Et compte tenu de la nature politiquement chargée de notre discours actuel, n'importe qui pourrait trouver une raison de vous annuler, vous ou une organisation qui vous est chère, ce qui signifie que vous êtes plus à risque d'être déformé.
Dans le même temps, la suppression de l'article 230 donnerait aux grandes entreprises et aux institutions qui disposent déjà des ressources nécessaires pour gérer la police du contenu et les problèmes juridiques à grande échelle, excluant de nombreuses start-ups et aspirants concurrents qui, autrement, auraient pu prospérer.
Lorsque nous pensons au pouvoir imposant de Big Tech et de Big Government, certaines choses peuvent être vraies en même temps. Ce peut être une mauvaise idée d'utiliser la loi antitrust pour démanteler les entreprises technologiques, car cela priverait les consommateurs de choix, tout comme ces entreprises sont coupables de prendre de mauvaises décisions commerciales qui nuiront à leur base d'utilisateurs. La façon dont nous répondrons à cela déterminera comment les consommateurs pourront continuer à utiliser les services en ligne à l'avenir.
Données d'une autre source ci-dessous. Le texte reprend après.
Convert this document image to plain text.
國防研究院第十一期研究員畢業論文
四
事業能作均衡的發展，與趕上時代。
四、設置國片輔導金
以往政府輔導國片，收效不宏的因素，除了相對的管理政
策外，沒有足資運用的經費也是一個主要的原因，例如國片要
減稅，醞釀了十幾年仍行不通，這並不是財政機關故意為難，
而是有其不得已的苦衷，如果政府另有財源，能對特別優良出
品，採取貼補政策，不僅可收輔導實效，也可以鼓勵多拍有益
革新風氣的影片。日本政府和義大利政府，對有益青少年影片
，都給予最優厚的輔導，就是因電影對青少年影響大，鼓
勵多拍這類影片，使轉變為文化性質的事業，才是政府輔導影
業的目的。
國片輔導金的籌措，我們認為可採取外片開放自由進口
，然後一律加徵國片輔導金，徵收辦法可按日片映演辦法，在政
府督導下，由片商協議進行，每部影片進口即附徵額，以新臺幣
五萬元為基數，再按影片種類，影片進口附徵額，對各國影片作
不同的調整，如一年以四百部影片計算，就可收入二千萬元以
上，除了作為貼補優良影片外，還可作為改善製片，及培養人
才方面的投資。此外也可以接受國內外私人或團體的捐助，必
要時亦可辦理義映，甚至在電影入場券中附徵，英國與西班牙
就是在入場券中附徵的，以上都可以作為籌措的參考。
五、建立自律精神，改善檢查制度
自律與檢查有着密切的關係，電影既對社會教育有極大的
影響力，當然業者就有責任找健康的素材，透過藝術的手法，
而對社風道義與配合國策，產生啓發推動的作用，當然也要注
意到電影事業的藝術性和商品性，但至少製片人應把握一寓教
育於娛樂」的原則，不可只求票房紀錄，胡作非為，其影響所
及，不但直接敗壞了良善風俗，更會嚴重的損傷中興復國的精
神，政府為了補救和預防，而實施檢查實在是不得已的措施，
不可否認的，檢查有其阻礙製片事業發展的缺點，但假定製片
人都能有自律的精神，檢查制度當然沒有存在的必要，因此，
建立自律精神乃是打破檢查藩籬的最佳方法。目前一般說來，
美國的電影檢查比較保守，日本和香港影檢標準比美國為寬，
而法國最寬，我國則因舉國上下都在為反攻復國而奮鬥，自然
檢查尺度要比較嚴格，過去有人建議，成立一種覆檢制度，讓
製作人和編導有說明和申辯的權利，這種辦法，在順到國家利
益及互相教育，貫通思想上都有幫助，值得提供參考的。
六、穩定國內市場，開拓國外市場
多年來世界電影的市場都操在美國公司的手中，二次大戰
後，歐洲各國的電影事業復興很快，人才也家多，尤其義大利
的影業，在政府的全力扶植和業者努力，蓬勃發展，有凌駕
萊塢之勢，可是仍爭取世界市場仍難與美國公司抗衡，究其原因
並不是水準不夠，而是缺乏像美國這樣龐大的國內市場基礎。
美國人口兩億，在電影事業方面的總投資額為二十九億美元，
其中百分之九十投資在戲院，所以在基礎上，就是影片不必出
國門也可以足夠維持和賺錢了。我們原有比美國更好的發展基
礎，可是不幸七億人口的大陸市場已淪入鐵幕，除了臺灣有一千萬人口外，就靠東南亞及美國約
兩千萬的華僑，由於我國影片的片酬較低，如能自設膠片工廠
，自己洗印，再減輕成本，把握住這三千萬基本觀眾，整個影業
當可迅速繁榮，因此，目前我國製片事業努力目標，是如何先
Pendant ce temps, chaque utilisateur d'Internet et chaque organisation ont le pouvoir d'utiliser des services compétitifs et diversifiés. N'importe qui peut démarrer une instance de Mastodon (comme je l'ai fait), un service de micro-blogging décentralisé, hébergez un serveur Web privé sur un Raspberry Pi (bientôt disponible) ou acceptez le Bitcoin plutôt que les cartes de crédit.
Grâce à la concurrence et à l'innovation, nous offrons le choix aux consommateurs. La question est, cependant, si nous sommes assez courageux pour les utiliser.
Yaël Ossowski est directrice adjointe au Centre de choix des consommateurs.